Surviving the Vole War: Nature’s Surgical Strike on the Orchard
The spring melt in Northwestern Ontario is supposed to be a celebration, but for anyone growing trees, it often reveals a crime scene. As the white drifts recede, they expose the “bleached bones” of our youngest seedlings—trunks stripped bare, looking like dry driftwood against the mud. This is girdling, and if you’ve spent years nursing a tree from a seed only to find it white and barkless in early May, the frustration is absolute.
Girdling is essentially a surgical strike on a tree’s life support. Beneath that outer bark is the phloem, a microscopic highway that carries energy from the leaves down to the roots. When rodents chew a complete circle around the trunk, they aren’t just making a mess; they are cutting the throat of the tree. The roots starve, the sap stops flowing, and the tree becomes a “zombie”—it might try to leaf out using leftover moisture, but as soon as the June sun hits, it’s gone.
The culprits are the “sausages with teeth”: voles.
These relentless little bastards don’t hibernate. They spend all winter in the “subnivean” layer—the cozy gap between the warm dirt and the deep snow. Hidden from hawks and owls, they turn your orchard into a private buffet. They utilize this hidden space to feed on tender bark undetected, often leaving behind nothing but a pile of scat and a ruined sapling. It’s a harsh reminder that in the North, the most dangerous predators don’t always have claws; sometimes they just have tiny incisors and a lot of time.
But there is a silver lining for the purists. Because these trees were grown from seed, their genetics are consistent from the deepest root to the highest bud. Unlike a store-bought grafted tree that dies forever once the damage hits the “join,” a seedling is an immortal battery. If you make a clean “stump cut” into the healthy bark just above the soil line, you trigger a biological reboot. That root system, packed with years of stored sugar, will surge into new growth. By July, a new, vigorous leader will likely have claimed the throne, often outgrowing the original tree within a single season.
We want to send a massive shout-out to the folks at the Art Borups Corners program.

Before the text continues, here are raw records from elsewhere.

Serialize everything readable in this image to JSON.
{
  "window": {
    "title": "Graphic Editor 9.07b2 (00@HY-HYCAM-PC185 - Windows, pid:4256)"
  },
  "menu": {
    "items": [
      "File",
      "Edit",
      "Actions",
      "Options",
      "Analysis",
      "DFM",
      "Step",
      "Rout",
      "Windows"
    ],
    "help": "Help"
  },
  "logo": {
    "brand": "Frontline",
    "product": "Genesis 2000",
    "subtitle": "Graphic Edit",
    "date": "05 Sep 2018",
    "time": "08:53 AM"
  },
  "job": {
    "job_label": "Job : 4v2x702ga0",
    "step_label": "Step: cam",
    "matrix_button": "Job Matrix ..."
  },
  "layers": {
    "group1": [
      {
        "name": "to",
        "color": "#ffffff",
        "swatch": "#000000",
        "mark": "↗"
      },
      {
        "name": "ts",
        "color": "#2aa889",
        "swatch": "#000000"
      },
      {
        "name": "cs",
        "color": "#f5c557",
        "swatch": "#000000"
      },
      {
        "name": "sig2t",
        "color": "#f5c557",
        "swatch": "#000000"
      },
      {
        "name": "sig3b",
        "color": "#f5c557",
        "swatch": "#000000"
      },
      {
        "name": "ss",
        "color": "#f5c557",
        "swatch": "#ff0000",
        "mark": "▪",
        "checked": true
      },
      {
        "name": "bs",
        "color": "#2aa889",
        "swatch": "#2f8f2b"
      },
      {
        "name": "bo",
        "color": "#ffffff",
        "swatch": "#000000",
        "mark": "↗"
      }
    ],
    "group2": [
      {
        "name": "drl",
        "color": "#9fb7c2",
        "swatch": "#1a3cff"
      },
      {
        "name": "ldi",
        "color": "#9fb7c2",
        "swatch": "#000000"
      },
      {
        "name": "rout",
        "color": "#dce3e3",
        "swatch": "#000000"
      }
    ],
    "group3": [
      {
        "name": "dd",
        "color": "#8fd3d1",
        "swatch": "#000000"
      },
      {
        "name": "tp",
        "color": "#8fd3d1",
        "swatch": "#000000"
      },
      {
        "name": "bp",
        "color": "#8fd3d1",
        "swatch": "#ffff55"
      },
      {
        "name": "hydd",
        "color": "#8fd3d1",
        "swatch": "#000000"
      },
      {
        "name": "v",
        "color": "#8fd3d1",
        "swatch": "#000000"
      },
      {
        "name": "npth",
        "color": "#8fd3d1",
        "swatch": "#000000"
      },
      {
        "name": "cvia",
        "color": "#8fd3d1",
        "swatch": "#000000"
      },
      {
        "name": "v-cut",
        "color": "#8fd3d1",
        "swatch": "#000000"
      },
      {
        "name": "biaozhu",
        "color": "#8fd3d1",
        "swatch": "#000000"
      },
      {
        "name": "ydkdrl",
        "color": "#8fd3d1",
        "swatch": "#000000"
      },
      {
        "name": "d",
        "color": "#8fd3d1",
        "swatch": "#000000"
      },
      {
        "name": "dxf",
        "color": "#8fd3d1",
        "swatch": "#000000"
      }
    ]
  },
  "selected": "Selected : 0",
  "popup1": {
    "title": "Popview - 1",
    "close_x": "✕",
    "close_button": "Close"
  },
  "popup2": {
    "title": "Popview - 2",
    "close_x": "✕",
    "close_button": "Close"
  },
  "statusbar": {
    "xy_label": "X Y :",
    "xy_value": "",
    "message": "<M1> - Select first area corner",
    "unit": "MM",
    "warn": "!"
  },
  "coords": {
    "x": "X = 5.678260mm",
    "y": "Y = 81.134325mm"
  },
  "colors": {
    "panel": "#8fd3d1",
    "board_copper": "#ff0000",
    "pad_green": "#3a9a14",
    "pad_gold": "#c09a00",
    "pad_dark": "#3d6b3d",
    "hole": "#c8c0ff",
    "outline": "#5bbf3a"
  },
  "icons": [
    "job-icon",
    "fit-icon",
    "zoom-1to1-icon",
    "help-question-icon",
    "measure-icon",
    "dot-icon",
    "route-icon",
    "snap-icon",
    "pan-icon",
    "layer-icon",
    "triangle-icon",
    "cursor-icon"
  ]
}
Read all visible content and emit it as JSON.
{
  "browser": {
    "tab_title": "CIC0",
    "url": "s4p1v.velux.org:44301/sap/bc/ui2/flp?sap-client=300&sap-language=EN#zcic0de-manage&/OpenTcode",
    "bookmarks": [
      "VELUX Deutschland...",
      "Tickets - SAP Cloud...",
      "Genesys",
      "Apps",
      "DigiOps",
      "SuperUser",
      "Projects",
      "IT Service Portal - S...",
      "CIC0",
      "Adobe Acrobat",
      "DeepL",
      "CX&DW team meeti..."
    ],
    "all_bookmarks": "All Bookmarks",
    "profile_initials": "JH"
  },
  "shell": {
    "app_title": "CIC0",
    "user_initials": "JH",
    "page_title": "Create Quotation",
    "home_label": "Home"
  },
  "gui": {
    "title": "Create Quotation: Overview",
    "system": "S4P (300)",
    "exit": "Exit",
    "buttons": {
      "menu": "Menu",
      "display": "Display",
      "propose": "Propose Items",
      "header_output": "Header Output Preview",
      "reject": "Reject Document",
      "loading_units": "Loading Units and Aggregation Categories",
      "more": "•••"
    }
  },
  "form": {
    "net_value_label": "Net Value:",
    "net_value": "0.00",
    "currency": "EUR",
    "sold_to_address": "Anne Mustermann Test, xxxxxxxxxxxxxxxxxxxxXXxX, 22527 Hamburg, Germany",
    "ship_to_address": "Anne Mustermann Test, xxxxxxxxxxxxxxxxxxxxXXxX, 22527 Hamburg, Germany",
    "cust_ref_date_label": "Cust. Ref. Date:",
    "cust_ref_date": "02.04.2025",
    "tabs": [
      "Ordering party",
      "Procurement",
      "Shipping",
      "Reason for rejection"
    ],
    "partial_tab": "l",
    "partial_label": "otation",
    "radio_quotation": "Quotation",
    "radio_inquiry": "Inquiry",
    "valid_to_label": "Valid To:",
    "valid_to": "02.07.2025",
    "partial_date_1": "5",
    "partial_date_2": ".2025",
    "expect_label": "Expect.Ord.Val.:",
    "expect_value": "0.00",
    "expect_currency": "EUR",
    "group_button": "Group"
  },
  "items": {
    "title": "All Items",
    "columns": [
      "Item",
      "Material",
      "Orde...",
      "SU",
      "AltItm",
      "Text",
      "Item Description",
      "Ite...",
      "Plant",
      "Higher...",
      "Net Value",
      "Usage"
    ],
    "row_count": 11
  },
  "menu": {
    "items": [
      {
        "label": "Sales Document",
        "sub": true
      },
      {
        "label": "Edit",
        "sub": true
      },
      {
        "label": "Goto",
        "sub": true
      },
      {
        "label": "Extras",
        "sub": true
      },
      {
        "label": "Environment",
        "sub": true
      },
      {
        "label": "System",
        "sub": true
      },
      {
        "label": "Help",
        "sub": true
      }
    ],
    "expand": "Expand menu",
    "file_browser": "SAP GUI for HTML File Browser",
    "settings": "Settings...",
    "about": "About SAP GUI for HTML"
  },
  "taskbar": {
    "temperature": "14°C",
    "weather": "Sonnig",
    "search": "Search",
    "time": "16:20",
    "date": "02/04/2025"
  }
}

Finding a few of your “kids” chewed down to the bone is a gut-punch, but it’s a hurdle every northern grower eventually clears.
They’ve raised an incredible collection of beautiful, hardy trees, and while the voles claimed a few victories this winter, they haven’t won the war. With the sheer volume of healthy, vibrant seedlings still standing, Art Borups Corners is going to manage this setback just fine. This isn’t a funeral for an orchard; it’s just a lesson in resilience—and a reminder to buy more hardware cloth for next year.